Says that customers should be able to use their consoles as they like

Dec 5, 2011 13:51 GMT  ·  By

The Electronic Frontier Foundation has asked the United States Copyright office to review a number of provisions in the Digital Millennium Copyright Act and allow for users to jailbreak devices like smartphones, tablets and video game consoles.

The request from the EFF comes after the same organism decided in 2010 to allow an exception for users to jailbreak their iPhone in order to run custom made programs on it.

The EFF says that those who get a home gaming console should be able to “run operating systems and applications from any source, not just those approved by the manufacturer”.

The DMCA was passed in 1998 and criminalizes any move to get around DRM and other measures that are protecting the copyright of video game, both in the software and the hardware form.

Corynne McSherry, who is the intellectual property director working at the EFF, stated, “The DMCA is supposed to block copyright infringement.

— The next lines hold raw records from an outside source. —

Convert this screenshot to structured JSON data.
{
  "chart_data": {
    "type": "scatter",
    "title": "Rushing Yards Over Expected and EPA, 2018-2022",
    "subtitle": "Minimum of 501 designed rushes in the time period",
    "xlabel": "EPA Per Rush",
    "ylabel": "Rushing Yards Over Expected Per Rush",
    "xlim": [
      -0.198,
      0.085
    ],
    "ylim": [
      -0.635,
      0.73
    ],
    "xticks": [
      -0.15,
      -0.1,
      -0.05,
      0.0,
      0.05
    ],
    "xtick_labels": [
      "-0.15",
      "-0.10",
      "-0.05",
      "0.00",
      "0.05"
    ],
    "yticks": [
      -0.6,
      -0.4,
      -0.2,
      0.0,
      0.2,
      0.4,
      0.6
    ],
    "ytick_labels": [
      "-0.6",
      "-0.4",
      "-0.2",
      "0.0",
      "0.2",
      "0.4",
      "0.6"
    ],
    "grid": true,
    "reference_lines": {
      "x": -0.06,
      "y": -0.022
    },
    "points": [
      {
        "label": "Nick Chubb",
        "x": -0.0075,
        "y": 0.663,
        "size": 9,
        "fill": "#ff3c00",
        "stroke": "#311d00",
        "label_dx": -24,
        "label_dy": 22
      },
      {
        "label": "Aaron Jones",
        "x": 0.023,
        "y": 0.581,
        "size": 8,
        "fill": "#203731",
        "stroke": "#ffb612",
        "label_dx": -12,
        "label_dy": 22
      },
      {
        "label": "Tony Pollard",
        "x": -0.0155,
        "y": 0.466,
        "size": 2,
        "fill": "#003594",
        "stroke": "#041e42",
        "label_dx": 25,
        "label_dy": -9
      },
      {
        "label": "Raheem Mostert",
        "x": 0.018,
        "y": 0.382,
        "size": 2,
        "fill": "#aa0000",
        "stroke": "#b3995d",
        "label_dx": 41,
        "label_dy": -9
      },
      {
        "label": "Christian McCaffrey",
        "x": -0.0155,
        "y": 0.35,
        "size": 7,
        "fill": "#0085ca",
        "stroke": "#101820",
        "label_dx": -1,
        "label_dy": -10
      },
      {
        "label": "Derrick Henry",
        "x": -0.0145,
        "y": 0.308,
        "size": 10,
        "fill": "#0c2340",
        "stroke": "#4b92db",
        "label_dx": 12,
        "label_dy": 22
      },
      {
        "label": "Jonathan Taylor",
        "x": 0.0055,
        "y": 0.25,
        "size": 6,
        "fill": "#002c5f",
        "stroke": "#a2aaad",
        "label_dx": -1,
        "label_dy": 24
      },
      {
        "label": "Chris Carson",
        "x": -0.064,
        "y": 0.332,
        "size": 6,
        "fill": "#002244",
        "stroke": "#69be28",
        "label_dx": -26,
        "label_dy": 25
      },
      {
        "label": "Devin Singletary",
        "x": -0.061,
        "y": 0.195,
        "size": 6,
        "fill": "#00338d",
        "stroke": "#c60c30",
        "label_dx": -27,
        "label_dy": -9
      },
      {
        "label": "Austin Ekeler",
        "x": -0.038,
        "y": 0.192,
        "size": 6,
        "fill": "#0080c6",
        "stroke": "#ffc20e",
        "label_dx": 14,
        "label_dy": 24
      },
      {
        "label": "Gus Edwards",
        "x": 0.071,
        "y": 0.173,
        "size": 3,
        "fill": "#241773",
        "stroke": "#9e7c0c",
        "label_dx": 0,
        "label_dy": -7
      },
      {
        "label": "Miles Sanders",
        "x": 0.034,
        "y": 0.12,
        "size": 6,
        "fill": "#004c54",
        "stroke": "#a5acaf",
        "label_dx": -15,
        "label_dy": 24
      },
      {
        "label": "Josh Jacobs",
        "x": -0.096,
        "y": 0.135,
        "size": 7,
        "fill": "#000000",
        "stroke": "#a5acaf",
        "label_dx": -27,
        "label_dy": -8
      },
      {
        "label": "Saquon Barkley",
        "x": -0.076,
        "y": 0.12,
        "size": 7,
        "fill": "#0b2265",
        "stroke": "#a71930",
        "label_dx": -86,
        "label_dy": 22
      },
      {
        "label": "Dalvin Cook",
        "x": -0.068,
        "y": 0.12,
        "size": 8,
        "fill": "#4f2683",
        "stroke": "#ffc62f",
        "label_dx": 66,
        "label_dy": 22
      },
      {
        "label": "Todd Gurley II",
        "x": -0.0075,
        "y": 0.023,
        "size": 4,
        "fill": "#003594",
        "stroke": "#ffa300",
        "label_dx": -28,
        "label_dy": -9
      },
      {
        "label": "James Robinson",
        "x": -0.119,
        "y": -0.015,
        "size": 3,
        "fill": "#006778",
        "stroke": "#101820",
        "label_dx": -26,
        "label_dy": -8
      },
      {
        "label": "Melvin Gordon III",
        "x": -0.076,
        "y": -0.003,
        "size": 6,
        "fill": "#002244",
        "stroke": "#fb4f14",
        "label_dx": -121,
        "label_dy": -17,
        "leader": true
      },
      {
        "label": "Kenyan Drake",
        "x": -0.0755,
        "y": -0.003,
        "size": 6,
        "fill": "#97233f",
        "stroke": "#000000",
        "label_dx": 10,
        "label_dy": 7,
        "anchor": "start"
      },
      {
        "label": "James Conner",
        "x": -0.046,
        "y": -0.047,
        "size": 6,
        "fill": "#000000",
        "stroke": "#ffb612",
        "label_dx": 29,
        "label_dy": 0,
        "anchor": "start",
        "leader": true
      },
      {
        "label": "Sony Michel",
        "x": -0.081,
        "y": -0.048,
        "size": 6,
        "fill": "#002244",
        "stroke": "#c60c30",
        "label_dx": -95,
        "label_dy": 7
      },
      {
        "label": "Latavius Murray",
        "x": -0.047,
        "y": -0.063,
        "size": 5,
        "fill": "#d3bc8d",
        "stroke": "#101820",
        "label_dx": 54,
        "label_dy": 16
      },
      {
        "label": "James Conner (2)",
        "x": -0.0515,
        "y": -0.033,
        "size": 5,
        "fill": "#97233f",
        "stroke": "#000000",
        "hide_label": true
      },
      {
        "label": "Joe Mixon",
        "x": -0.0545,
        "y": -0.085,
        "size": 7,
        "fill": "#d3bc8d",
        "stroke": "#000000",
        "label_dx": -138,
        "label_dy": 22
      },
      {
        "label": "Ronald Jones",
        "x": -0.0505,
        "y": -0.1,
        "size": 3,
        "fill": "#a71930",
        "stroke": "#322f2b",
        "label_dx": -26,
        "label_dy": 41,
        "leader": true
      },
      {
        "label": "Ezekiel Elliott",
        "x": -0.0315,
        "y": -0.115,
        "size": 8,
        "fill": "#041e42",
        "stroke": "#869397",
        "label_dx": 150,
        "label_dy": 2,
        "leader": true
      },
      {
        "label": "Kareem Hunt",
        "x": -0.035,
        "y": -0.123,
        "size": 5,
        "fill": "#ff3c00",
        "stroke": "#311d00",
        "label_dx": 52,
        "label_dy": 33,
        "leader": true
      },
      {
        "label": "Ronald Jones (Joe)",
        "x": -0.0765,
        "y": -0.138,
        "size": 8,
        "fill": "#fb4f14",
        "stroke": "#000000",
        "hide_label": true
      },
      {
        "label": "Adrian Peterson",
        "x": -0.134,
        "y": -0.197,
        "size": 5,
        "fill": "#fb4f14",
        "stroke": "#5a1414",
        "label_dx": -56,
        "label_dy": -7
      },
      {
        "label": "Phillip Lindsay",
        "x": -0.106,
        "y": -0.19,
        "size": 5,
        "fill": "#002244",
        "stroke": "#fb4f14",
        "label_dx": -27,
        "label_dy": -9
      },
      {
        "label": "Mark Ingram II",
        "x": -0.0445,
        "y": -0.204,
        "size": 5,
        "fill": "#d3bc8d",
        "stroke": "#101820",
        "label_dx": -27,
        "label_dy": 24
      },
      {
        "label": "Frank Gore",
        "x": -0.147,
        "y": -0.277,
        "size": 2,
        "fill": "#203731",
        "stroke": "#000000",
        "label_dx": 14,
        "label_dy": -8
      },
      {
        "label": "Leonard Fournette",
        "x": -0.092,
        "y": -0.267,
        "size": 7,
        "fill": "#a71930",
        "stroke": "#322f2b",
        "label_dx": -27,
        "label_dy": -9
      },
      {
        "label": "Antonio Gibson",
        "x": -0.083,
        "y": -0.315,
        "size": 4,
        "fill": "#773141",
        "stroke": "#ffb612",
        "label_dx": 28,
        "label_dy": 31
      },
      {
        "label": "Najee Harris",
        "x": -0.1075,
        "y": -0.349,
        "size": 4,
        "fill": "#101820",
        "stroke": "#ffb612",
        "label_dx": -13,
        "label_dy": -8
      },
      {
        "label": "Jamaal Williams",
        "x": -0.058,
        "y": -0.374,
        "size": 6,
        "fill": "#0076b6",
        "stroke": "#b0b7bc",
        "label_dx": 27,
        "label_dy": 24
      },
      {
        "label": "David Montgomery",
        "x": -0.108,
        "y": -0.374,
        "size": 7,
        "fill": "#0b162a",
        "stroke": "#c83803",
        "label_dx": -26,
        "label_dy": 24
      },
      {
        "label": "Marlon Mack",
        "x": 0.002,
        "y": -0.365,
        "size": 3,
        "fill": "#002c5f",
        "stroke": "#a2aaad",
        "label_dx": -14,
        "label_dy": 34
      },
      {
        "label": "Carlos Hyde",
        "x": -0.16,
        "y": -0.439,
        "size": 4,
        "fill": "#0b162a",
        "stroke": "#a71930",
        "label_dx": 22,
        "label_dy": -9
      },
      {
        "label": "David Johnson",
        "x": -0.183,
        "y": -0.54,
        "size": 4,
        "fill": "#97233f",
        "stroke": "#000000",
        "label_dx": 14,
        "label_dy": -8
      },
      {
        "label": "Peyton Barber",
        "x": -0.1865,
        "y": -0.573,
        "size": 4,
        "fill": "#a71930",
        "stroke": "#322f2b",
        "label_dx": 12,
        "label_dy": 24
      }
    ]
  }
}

But instead it can be misused to threaten creators, innovators, and consumers, discouraging them from making full and fair use of their own property.”

She added, “Hobbyists and tinkerers who want to modify their phones or video game consoles to run software programs of their choice deserve protection under the law.”

The DMCA was invoked by Sony earlier during 2011 when it went after George Hotz, aka Geohot, the man who managed to bypass the security measures of the PlayStation 3 home gaming console and then make the method public.

Sony accused the jailbreaker of piracy, which Hotz denied, and the two parties settled out of court, with the hardware maker also upgrading the protections of the PS3 to make sure that the jailbreak method no longer worked.